Sharad Rao PokerStars Twitch
Sharad Rao has been signed as the first official Twitch ambassador for PokerStars India. (Image: Mahendra Kolhe/Pune Mirror)

The 25-year-old Rao has been playing poker for six years, taking up the game after dropping out of college in India.

Rao Known for Online Winnings, Streaming Challenges

Rao is the third Indian player to be signed as a brand ambassador for PokerStars, following Aditya Agarwal and Muskan Sethi. On Twitter, he announced that he would be streaming live on Tuesday, Thursday, and Friday evenings on the PokerStars India Twitch channel.

The Hendon Mob only lists a little under $20,000 in live winnings for Rao, including a small cash at the 2017 World Series of Poker.

But his online exploits have been far more impressive. He is credited with more than INR 30 million ($433,000) in online earnings, and earned a Platinum Pass to the PokerStars Players NL Hold’em Championship last November by beating a field of 408 players in the Diwali Rush freeroll.

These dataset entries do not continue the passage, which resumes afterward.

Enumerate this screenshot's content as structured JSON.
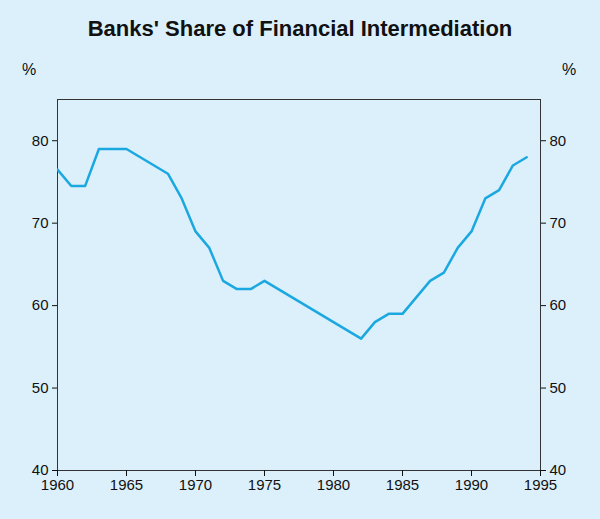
{
  "chart_data": {
    "type": "line",
    "title": "Banks' Share of Financial Intermediation",
    "y_label": "%",
    "x": [
      1960,
      1961,
      1962,
      1963,
      1964,
      1965,
      1968,
      1969,
      1970,
      1971,
      1972,
      1973,
      1974,
      1975,
      1982,
      1983,
      1984,
      1985,
      1986,
      1987,
      1988,
      1989,
      1990,
      1991,
      1992,
      1993,
      1994
    ],
    "values": [
      76.5,
      74.5,
      74.5,
      79,
      79,
      79,
      76,
      73,
      69,
      67,
      63,
      62,
      62,
      63,
      56,
      58,
      59,
      59,
      61,
      63,
      64,
      67,
      69,
      73,
      74,
      77,
      78
    ],
    "color": "#1ba8e0",
    "xlim": [
      1960,
      1995
    ],
    "xticks": [
      1960,
      1965,
      1970,
      1975,
      1980,
      1985,
      1990,
      1995
    ],
    "ylim": [
      40,
      85
    ],
    "yticks": [
      40,
      50,
      60,
      70,
      80
    ],
    "grid": false
  }
}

I have been playing poker professionally for three years now and making a career in this domain was a conscious decision,” Rao said in a statement. “Looking at the changing dynamics of the poker industry, I sense that live streaming is the next big thing. Through, I get access to Twitch and a large audience, which will help me share my poker playing skills to all those wanting to learn.”

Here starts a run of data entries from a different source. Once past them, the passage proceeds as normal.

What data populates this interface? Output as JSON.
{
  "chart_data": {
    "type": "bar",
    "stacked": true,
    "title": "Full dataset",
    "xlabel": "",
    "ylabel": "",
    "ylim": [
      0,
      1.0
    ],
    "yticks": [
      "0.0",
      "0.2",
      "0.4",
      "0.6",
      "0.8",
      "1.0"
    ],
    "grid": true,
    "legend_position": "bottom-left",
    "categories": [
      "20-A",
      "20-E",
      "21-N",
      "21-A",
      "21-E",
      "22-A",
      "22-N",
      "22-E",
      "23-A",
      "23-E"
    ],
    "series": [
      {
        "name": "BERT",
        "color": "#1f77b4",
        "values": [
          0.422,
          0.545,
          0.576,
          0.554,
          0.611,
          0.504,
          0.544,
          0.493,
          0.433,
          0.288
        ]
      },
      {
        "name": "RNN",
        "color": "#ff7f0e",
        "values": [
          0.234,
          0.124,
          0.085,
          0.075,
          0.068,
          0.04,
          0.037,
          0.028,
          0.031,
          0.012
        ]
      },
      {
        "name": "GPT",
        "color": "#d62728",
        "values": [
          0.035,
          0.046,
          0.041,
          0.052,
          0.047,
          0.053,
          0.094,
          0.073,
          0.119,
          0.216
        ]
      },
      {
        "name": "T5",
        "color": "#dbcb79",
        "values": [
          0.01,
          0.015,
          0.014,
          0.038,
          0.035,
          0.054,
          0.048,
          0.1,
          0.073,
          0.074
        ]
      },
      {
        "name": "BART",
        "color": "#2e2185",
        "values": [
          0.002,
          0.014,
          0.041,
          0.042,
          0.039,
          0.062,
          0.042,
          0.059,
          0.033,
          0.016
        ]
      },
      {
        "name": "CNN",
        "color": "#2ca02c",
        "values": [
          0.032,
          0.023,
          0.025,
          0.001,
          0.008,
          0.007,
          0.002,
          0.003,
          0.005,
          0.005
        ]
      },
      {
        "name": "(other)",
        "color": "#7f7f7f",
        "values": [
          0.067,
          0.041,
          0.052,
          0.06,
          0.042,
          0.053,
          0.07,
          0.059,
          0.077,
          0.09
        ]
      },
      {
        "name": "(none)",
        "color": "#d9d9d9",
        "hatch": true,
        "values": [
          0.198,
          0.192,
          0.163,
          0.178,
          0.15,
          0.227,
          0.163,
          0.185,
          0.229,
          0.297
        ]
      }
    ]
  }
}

Even before signing with PokerStars, Rao had built an audience for himself in India. Earlier this year, he streamed the entirety of a bankroll challenge in which he started with INR 2,000 ($29) and ran it up to INR 10,000 ($145) across various online poker rooms, doing so in just over 12,000 hands.

Analytical Approach Breeds Success

In an interview with the Pune Mirror, Rao expanded on his poker background. While his parents were initially stunned by his decision to drop out of college to play poker, he said, it has now paid dividends, as he has been able to pay off both his own school loans and those of his younger brother. He credits an analytical approach honed by coaching from European pros with his success.

At the highest level, poker is about seeking information and conveying narratives through betting and other aspects,” Rao told the newspaper. “These narratives are verified through mathematical models, which kind of create a guideline of how you play. Your narratives of play either adhere to or deviate from the guidelines.”

Online poker has been growing exponentially as of late, with major online tournaments becoming more common every year. Yet the game still faces legal challenges in the country, which means not everyone looks highly on professional poker players. But that’s something Rao says he’s not worried about what the public at large thinks of his work.

“There is a lot of social stigma attached to a lot of things in India,” he told the Mirror. “Girls are not supposed to play cricket, says society, but it you are passionate about something, just f—ing do it, no matter who is judging you.”